Este es un pequeño cuento que escribí hace unos 3 o 4 años. Hay detalles que no acaban de convencerme, pero hace un rato lo leí y me entretuve. No me acordaba mucho de él y sentí como si el que lo escribió fuese otro. Es raro cuando pasa eso.
Se limpió la frente llena de transpiración fría con el chaleco azul. Pero, lo único que logró fue pegotearla con la sangre que destilaba de toda su ropa. El miedo lo invadía todo: el piso de concreto, las murallas pintadas
con cal, incluso el cielo lleno de nubes negras, a punto de largarse a llover.
Ya no pensaba más, ya no quería escuchar los gritos, las súplicas que decían que ya nunca más lo volvería a hacer. Ahora sólo estaba concentrado en su oscuro trabajo y no quedaban fuerzas para pedir perdón. La sierra desgarraba la carne y los músculos. La sangre se esparcía por el cemento y éste hacía gorgoritos mientras la succionaba gustoso. Recordaba una disectación que tuvo que hacer en el liceo una vez, cuando tenía quince años: el conejo y su cara inocente, el cloroformo, los pelos plomos pegoteados de rojo, el bisturí y la cara de asco de sus compañeras. Ahora era lo mismo, sólo que el conejo era la mujer que más amó en el mundo, la que le robó el corazón y que lo volvió loco de dolor cuando lo abandonó.

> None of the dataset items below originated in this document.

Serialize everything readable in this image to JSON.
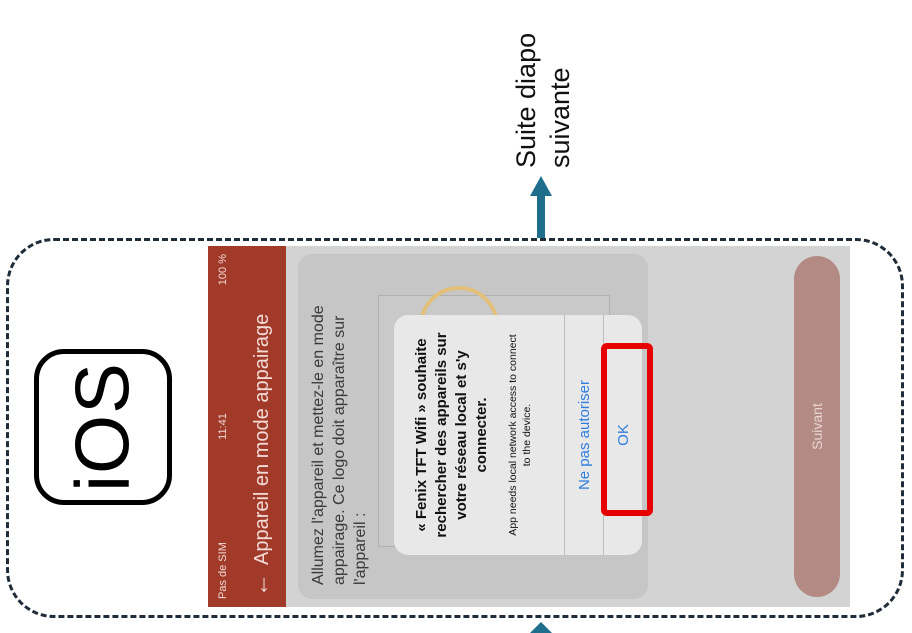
{
  "caption": {
    "text": "Suite diapo\nsuivante"
  },
  "badge": {
    "text": "iOS"
  },
  "statusbar": {
    "carrier": "Pas de SIM",
    "time": "11:41",
    "battery": "100 %"
  },
  "titlebar": {
    "back_icon": "←",
    "title": "Appareil en mode appairage"
  },
  "instructions": "Allumez l'appareil et mettez-le en mode appairage. Ce logo doit apparaître sur l'appareil :",
  "dialog": {
    "title": "« Fenix TFT Wifi » souhaite rechercher des appareils sur votre réseau local et s'y connecter.",
    "message": "App needs local network access to connect to the device.",
    "deny_label": "Ne pas autoriser",
    "ok_label": "OK"
  },
  "next_label": "Suivant",
  "colors": {
    "accent": "#a23a2a",
    "highlight": "#e60000",
    "link": "#2f7de1",
    "arrow": "#1f6e8c"
  }
}
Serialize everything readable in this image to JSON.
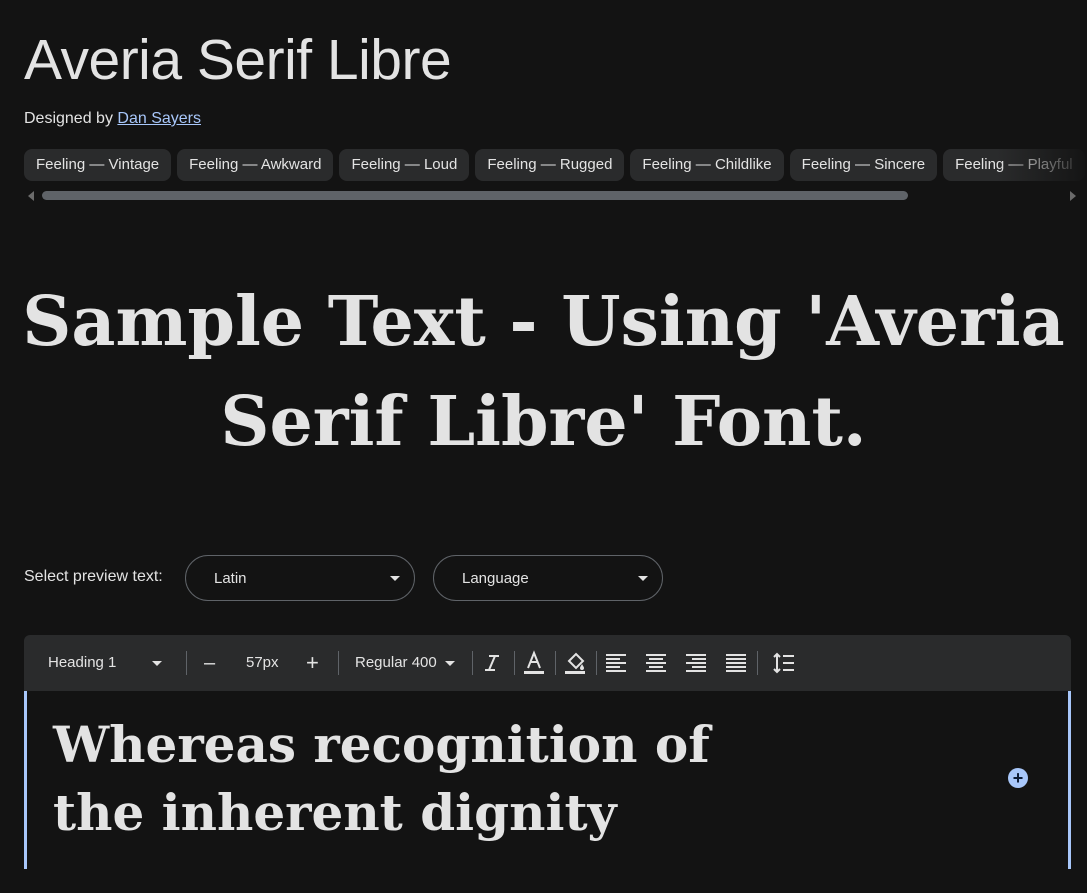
{
  "font": {
    "name": "Averia Serif Libre",
    "designed_by_label": "Designed by",
    "designer": "Dan Sayers"
  },
  "tags": [
    "Feeling — Vintage",
    "Feeling — Awkward",
    "Feeling — Loud",
    "Feeling — Rugged",
    "Feeling — Childlike",
    "Feeling — Sincere",
    "Feeling — Playful"
  ],
  "sample_text": "Sample Text - Using 'Averia Serif Libre' Font.",
  "preview": {
    "label": "Select preview text:",
    "script_value": "Latin",
    "language_value": "Language"
  },
  "toolbar": {
    "style_value": "Heading 1",
    "decrease": "–",
    "size_value": "57px",
    "increase": "+",
    "weight_value": "Regular 400"
  },
  "icons": {
    "italic": "italic-icon",
    "text_color": "text-color-icon",
    "fill_color": "fill-color-icon",
    "align_left": "align-left-icon",
    "align_center": "align-center-icon",
    "align_right": "align-right-icon",
    "align_justify": "align-justify-icon",
    "line_height": "line-height-icon",
    "add": "add-icon"
  },
  "editor_text": "Whereas recognition of the inherent dignity",
  "colors": {
    "background": "#131313",
    "accent": "#a8c7fa",
    "chip": "#2a2b2c"
  }
}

A medida que cortaba piel, carne y grasa, iba amontonando los trozos sobre las páginas sueltas de un diario. No había nadie más, sólo el gato amarillo de su madre lo miraba y trataba de robar un pedazo de su amada. Empezó a llorar otra vez, la pena se confundía con la desesperación, se transformaba en rabia y la sierra se enterraba más y más en su propio corazón. Trataba de recordar, de ordenar las imágenes, de establecer un orden que explicara cómo llegó a suceder lo que sucedió. Pero no podía.
Ahora, daba lo mismo.
Ahora, no importaba si era verdad todo lo que le dijeron de Jimena: que tenía un amante, que lo iba a dejar en cualquier momento, que nunca le interesó de verdad, que nunca lo amó.
Ahora nadie querría escuchar que él nunca lo creyó, que sabía que sus besos y sus caricias no podrían haber sido falsas, que si no lo hubiesen molestado tanto y de forma tan cruel él nunca la hubiese tocado de esa forma… Ahora, había que esconder todo, limpiar los rastros, borrar sus huellas y hacer que el cuerpo de Jimena desapareciera del mundo.
Cuando terminó de cortarlo, fue depositando los trozos de carne en bolsas de supermercado, incluyendo la cabeza. Aún no tenía claro cómo iba deshacerse de ellos, pero intuía que de esta forma sería mucho más sencillo. No los iba a enterrar: No tenía pala, no tenía cal como había visto que se usaba en las películas. Ni siquiera, tenía un patio seguro donde trabajar sin que las miradas morbosas, copuchentas y ahora incluso mortales, de los vecinos lo dejaran en paz.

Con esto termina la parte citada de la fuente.